「だから、ひとりだけって言ったのに」クレール・カスティヨン(早川書房)



 あたしは叫んだ。もしママがいなかったら、誰がこんなふうに物事をありのままに話してくれるの?ママなら信じられる。自分はもうすぐ死ぬと言っても。ママを助けてくれると言った先生の言うことではなく。(p35「アノラックとファーブーツ」より引用)
 ママ、ママ、ママ。この本に収められた19の短篇には、様々な母と娘の関わりが書きだされています。語り手には、母もいれば、娘もいます。これから母になろうとする娘もいれば、母であることを放棄する娘もいる。でも、みなが、このもっとも濃い血のつながりに、引き寄せられ、抱きしめられ、縛られ、がんじがらめにされていることで共通しています。
 
 この作家はフランス人です。わたしはヨーロッパ圏の作家とはあまり相性が良くないので、最初はどうかなあと思ったのですが、この作品集はすいすいと読み進めることが出来ました。どのお話もごく短く、エキセントリックな部分があるにも関わらず、ふと、腑に落ちる。そんな印象です。それはやはり、テーマが、母と娘という、文化によって見解が異なるようでいて、根っこにはどこの文化でも存在する関係性の問題を描いているものだから、なのかもしれません。また、文学ではしばしば取り上げられるテーマかもしれませんが、重苦しいものが多い印象がして、正直、苦手なテーマでもあります。なにより、そんなものは、文章でつづられたものを読むことよりも、自分のなかにいるあの存在を見つめ直せばすむこと、という感じがするからかもしれません。他者であるはずなのに、どこかがいつまでも繋がったまま、離れない糸で結ばれているような、あのひとのことを。しかし、この作品集は、そのテーマを様々な切り口で取り扱っており、正面から重さを投げかけられる事は無いような気がします。
 「だから、ひとりだけって言ったのに」という表題作を読んで、他の作品はすべて初訳だけれども、この作品だけは、ハヤカワミステリマガジンに掲載された、とあるのを見てちょっと納得しました。この傾向の作品ばかりだったら、早川の異色作家短編集とかから出ててもおかしくないもの。「代理ミュンヒハウゼン症候群」「ピンクの赤ちゃん」も、そういう意味では同傾向かもしれません。
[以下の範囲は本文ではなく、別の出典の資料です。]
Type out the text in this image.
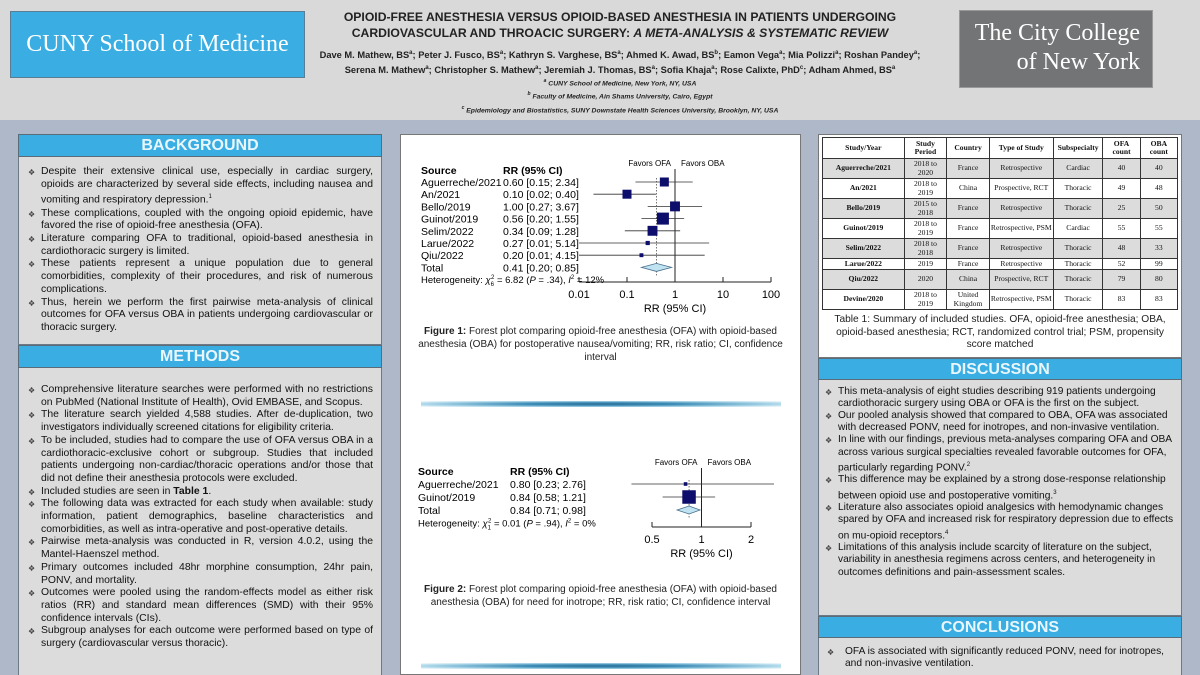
CUNY School of Medicine
OPIOID-FREE ANESTHESIA VERSUS OPIOID-BASED ANESTHESIA IN PATIENTS UNDERGOING
CARDIOVASCULAR AND THROACIC SURGERY: A META-ANALYSIS & SYSTEMATIC REVIEW
Dave M. Mathew, $BS^a$; Peter J. Fusco, $BS^a$; Kathryn S. Varghese, $BS^a$; Ahmed K. Awad, $BS^b$; Eamon Vega$^a$; Mia Polizzi$^a$; Roshan Pandey$^a$; Serena M. Mathew$^a$; Christopher S. Mathew$^a$; Jeremiah J. Thomas, $BS^a$; Sofia Khaja$^a$; Rose Calixte, PhD$^c$; Adham Ahmed, $BS^a$
$^a$ CUNY School of Medicine, New York, NY, USA
$^b$ Faculty of Medicine, Ain Shams University, Cairo, Egypt
$^c$ Epidemiology and Biostatistics, SUNY Downstate Health Sciences University, Brooklyn, NY, USA
The City College
of New York
BACKGROUND
❖ Despite their extensive clinical use, especially in cardiac surgery, opioids are characterized by several side effects, including nausea and vomiting and respiratory depression.$^1$
❖ These complications, coupled with the ongoing opioid epidemic, have favored the rise of opioid-free anesthesia (OFA).
❖ Literature comparing OFA to traditional, opioid-based anesthesia in cardiothoracic surgery is limited.
❖ These patients represent a unique population due to general comorbidities, complexity of their procedures, and risk of numerous complications.
❖ Thus, herein we perform the first pairwise meta-analysis of clinical outcomes for OFA versus OBA in patients undergoing cardiovascular or thoracic surgery.
METHODS
❖ Comprehensive literature searches were performed with no restrictions on PubMed (National Institute of Health), Ovid EMBASE, and Scopus.
❖ The literature search yielded 4,588 studies. After de-duplication, two investigators individually screened citations for eligibility criteria.
❖ To be included, studies had to compare the use of OFA versus OBA in a cardiothoracic-exclusive cohort or subgroup. Studies that included patients undergoing non-cardiac/thoracic operations and/or those that did not define their anesthesia protocols were excluded.
❖ Included studies are seen in Table 1.
❖ The following data was extracted for each study when available: study information, patient demographics, baseline characteristics and comorbidities, as well as intra-operative and post-operative details.
❖ Pairwise meta-analysis was conducted in R, version 4.0.2, using the Mantel-Haenszel method.
❖ Primary outcomes included 48hr morphine consumption, 24hr pain, PONV, and mortality.
❖ Outcomes were pooled using the random-effects model as either risk ratios (RR) and standard mean differences (SMD) with their 95% confidence intervals (CIs).
❖ Subgroup analyses for each outcome were performed based on type of surgery (cardiovascular versus thoracic).
Source	RR (95% CI)
Favors OFA Favors OBA
Aguerreche/2021 0.60 [0.15; 2.34]
An/2021	0.10 [0.02; 0.40]
Bello/2019	1.00 [0.27; 3.67]
Guinot/2019 0.56 [0.20; 1.55]
Selim/2022	0.34 [0.09; 1.28]
Larue/2022	0.27 [0.01; 5.14]
Qiu/2022	0.20 [0.01; 4.15]
Total	0.41 [0.20; 0.85]
Heterogeneity: $\chi_62 = 6.82$ (P = .34), $I^2 = 12\%$
0.01	0.1	1	10	100
RR (95% CI)
Figure 1: Forest plot comparing opioid-free anesthesia (OFA) with opioid-based anesthesia (OBA) for postoperative nausea/vomiting; RR, risk ratio; CI, confidence interval
Source	RR (95% CI)
Favors OFA Favors OBA
Aguerreche/2021 0.80 [0.23; 2.76]
Guinot/2019	0.84 [0.58; 1.21]
Total	0.84 [0.71; 0.98]
Heterogeneity: $\chi_12 = 0.01$ (P = .94), $I^2 = 0\%$
0.5	1	2
RR (95% CI)
Figure 2: Forest plot comparing opioid-free anesthesia (OFA) with opioid-based anesthesia (OBA) for need for inotrope; RR, risk ratio; CI, confidence interval
Study/Year	Study Period	Country	Type of Study	Subspecialty	OFA count	OBA count
Aguerreche/2021	2018 to 2020	France	Retrospective	Cardiac	40	40
An/2021	2018 to 2019	China	Prospective, RCT	Thoracic	49	48
Bello/2019	2015 to 2018	France	Retrospective	Thoracic	25	50
Guinot/2019	2018 to 2019	France	Retrospective, PSM	Cardiac	55	55
Selim/2022	2018 to 2018	France	Retrospective	Thoracic	48	33
Larue/2022	2019	France	Retrospective	Thoracic	52	99
Qiu/2022	2020	China	Prospective, RCT	Thoracic	79	80
Devine/2020	2018 to 2019	United Kingdom	Retrospective, PSM	Thoracic	83	83
Table 1: Summary of included studies. OFA, opioid-free anesthesia; OBA, opioid-based anesthesia; RCT, randomized control trial; PSM, propensity score matched
DISCUSSION
❖ This meta-analysis of eight studies describing 919 patients undergoing cardiothoracic surgery using OBA or OFA is the first on the subject.
❖ Our pooled analysis showed that compared to OBA, OFA was associated with decreased PONV, need for inotropes, and non-invasive ventilation.
❖ In line with our findings, previous meta-analyses comparing OFA and OBA across various surgical specialties revealed favorable outcomes for OFA, particularly regarding PONV.$^2$
❖ This difference may be explained by a strong dose-response relationship between opioid use and postoperative vomiting.$^3$
❖ Literature also associates opioid analgesics with hemodynamic changes spared by OFA and increased risk for respiratory depression due to effects on mu-opioid receptors.$^4$
❖ Limitations of this analysis include scarcity of literature on the subject, variability in anesthesia regimens across centers, and heterogeneity in outcomes definitions and pain-assessment scales.
CONCLUSIONS
❖ OFA is associated with significantly reduced PONV, need for inotropes, and non-invasive ventilation.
 また、母親が語り手である作品は、普通小説の範疇かもしれません。けれども、どれもがどこか歪んでいたり、いびつであることは確か。「私の親友」はどこまでもどこまでも娘と同じ立場にあろうとする母親の心性が不気味に偏執的で気持ち悪い。母親が娘に固執する不気味さを描いたのは、他にも「きっと治せる」「素敵な女性にならなくちゃね」などだけど、どれもが味わいが違う作品になっています。フランスって個人主義の国だと漫然と思っていたんだけど、十分、日本の母娘でも起こりうる気持ち悪さを感じました。
 さらに、娘の立場からの作品も収録されています。たとえば、母親とバーゲンセールに出かける苛立った少女を描いた「アノラックとファーブーツ」は、一瞬、その場面がくっきりと切り取られたように浮かび上がる作品で、奇妙な発想は無く、それでも良かった。夫の浮気を疑い、母親にすがるしかない精神的に不安定な女性の揺れ動きを描く「彼らはレストランでシャンパンを飲んだ」は、ぐらつく彼女の心性が読み手にも伝染してくる感じです。また、離婚の結果を見届けた娘が語る「パパは悪いひとじゃないわ、ママ!」や、自分のアイデンティティの崩壊を食い止めようと必死になっている少女の独白である「うそつき」などは、痛々しいくらいの切実さをともなって、こちらに迫ってきます。
 そして、母と娘を永遠に切り分けるもの。すなわち、老後と死に関しても、いくつかの作品があります。老人ホームにいる母の立場からみた「心をこめて」という読後感がじんわりと温かい作品もあれば、不安と苦しさに満ちていつつも、ある意味で平穏な生活の変化を拒んだ娘の行動が怖ろしい「おバカさんとひも結び」や、これはいまでも国境関係なく存在すると言いきれる、介護の問題が母娘関係のいびつさを晒した「母は絶対に死にません」といった作品があります。そしてわたしは、このテーマでは、手術続きの母親について娘が考える「十年で十回の手術」がとてもいいと思いました。短い作品ですが、言葉のひとつひとつが、身体にすとんと収まってくるような、そんな作品です。
 母と娘というテーマに興味があるひとはもちろん、そうでなくても、偏執的な世界観や奇妙なお話が好きなひとなら、読んで損は無いと思います。海外文学が苦手な人でも、短編集だし、飽きさせない本だと思います。おすすめ。